Not every factor in a merger is within your control. But a great, synergized culture can certainly help protect your company against many merger bumps and bruises. So how can you create a culture that will help ensure the success of your merger or acquisition? Here are a few pointers:
Emphasize your core values According to experts: “an organization that reinforces its core values is more likely to reach the kind of growth and success that nearly all businesses seek.” (Gallagher, 2003) Values which are simply imposed will not thrive. Values must be practicable and absorbable.
Turn the blame game into the praise game Help turn the negativity that can accompany change into positivity by encouraging employees to catch each other doing something right.
Stop the brain drain One of the leading indicators of a coming failure is the departure of key leaders and managers from the company.

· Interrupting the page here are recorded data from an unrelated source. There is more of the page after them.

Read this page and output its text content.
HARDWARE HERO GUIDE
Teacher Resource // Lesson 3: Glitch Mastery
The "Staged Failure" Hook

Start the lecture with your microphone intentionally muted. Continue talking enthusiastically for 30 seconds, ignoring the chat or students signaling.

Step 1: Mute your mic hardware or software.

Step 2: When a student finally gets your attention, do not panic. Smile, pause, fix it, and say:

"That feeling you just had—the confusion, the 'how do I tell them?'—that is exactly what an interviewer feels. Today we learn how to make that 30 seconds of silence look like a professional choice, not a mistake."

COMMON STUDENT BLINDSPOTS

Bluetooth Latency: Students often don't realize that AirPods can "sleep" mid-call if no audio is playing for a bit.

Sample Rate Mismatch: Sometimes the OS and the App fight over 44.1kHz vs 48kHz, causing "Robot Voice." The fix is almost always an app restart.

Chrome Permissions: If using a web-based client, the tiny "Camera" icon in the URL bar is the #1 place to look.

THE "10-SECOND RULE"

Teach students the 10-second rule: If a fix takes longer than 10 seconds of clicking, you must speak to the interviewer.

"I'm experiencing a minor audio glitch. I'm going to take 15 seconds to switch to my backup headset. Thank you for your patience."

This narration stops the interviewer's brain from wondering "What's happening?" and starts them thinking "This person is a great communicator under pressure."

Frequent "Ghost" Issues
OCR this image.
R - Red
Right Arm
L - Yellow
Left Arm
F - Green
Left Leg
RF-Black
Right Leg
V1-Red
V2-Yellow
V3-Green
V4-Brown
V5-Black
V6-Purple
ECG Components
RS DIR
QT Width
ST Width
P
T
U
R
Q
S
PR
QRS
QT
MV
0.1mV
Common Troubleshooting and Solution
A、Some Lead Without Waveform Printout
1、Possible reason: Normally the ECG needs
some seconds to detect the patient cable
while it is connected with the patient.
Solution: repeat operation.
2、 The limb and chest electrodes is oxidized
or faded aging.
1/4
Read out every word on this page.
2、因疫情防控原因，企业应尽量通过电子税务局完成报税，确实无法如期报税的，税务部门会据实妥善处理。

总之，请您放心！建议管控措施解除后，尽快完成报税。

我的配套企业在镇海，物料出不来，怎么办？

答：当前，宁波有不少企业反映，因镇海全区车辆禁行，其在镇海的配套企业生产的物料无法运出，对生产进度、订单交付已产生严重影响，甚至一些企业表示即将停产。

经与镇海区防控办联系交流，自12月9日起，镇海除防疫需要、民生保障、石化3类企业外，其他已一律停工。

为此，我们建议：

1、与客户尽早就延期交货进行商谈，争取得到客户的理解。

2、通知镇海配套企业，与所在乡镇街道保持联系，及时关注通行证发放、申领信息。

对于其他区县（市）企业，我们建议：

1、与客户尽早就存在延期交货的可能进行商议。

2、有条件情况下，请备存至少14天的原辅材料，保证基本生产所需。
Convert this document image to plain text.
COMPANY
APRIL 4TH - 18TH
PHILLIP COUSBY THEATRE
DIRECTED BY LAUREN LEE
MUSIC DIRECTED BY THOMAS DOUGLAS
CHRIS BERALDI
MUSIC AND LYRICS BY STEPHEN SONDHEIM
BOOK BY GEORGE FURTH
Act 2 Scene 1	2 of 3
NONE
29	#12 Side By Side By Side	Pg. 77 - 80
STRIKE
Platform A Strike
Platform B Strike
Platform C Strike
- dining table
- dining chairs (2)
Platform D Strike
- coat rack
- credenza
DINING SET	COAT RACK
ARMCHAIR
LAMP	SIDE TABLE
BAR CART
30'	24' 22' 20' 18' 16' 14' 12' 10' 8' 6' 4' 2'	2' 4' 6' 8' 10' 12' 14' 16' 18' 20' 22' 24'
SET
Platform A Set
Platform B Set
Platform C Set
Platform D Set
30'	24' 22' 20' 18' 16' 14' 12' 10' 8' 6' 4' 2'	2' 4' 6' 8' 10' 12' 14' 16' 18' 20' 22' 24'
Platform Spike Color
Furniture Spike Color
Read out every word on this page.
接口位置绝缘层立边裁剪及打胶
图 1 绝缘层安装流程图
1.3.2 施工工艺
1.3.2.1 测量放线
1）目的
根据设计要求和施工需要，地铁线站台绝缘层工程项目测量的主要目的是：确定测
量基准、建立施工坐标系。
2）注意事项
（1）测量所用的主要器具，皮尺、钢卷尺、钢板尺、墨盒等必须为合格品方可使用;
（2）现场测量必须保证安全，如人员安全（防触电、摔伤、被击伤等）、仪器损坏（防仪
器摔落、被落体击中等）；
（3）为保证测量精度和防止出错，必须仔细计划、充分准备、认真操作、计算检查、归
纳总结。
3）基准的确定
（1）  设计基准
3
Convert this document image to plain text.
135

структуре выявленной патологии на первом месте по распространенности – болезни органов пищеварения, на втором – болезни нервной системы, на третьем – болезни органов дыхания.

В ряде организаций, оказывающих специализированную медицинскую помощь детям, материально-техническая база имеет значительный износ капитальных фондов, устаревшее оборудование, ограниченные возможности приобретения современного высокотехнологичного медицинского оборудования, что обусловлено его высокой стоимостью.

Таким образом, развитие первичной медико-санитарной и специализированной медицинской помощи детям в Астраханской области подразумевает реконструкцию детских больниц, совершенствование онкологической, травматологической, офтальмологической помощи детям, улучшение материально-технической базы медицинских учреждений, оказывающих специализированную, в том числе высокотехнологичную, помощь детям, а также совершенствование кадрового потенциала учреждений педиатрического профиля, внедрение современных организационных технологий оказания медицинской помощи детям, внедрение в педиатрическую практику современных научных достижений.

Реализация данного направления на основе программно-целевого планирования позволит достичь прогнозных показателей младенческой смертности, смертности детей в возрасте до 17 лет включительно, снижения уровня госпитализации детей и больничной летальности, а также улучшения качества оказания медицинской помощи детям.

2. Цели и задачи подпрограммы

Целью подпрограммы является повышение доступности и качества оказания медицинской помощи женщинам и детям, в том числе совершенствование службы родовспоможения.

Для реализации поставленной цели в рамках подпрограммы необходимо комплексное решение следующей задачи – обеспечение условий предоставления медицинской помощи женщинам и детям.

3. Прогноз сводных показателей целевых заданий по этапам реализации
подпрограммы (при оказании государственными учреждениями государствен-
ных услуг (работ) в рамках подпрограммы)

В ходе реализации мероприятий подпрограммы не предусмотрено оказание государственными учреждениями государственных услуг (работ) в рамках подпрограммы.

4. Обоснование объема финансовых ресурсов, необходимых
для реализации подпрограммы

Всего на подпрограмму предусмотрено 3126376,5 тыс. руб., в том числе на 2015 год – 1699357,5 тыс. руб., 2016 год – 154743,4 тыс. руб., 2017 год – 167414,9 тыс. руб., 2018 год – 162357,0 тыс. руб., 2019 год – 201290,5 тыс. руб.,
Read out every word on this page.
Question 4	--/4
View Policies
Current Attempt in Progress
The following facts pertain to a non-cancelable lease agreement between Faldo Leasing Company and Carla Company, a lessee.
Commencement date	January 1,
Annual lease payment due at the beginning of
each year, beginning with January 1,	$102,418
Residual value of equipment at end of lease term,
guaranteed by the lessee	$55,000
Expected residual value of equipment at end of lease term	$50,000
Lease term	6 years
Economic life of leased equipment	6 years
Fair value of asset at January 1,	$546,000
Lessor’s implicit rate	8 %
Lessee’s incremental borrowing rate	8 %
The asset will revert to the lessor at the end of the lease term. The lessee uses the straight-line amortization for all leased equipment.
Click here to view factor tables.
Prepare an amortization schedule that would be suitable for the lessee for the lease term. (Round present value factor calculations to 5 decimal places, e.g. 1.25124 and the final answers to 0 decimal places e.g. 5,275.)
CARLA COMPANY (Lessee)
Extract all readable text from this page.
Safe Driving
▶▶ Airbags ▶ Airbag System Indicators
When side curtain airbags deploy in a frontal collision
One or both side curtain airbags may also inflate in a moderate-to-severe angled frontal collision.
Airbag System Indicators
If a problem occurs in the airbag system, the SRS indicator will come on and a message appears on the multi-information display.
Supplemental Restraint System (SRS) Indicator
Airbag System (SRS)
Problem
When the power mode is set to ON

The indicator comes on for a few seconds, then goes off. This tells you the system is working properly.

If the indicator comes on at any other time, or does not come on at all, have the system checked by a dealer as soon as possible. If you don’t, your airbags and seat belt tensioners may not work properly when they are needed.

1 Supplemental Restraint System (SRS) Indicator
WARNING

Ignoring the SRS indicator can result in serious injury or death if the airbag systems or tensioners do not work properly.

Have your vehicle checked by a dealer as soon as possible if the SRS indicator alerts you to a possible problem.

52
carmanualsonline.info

This destabilizes the lower ranks and drains confidence—opening the door further for an exodus of your top talent. Make sure you are listening and responding to the concerns of this important bellwether group, and communicating those issues up the chain of command.
Find your biggest influencers and encourage their buy-in Learn to identify those employees who are your most influential workers and managers, (Hint: peer-to-peer recognition data is a great way to do this) and spend extra time educating them, increasing their confidence and earning their enthusiasm. Their attitude will cause a ripple effect.
Facilitate communication across groups and divisions Encourage the forging of relationships across the boundaries of the merger. Make it possible for employees to recognize and appreciate their counterparts in other buildings and countries and watch those bonds begin to strengthen—and with them, your merger.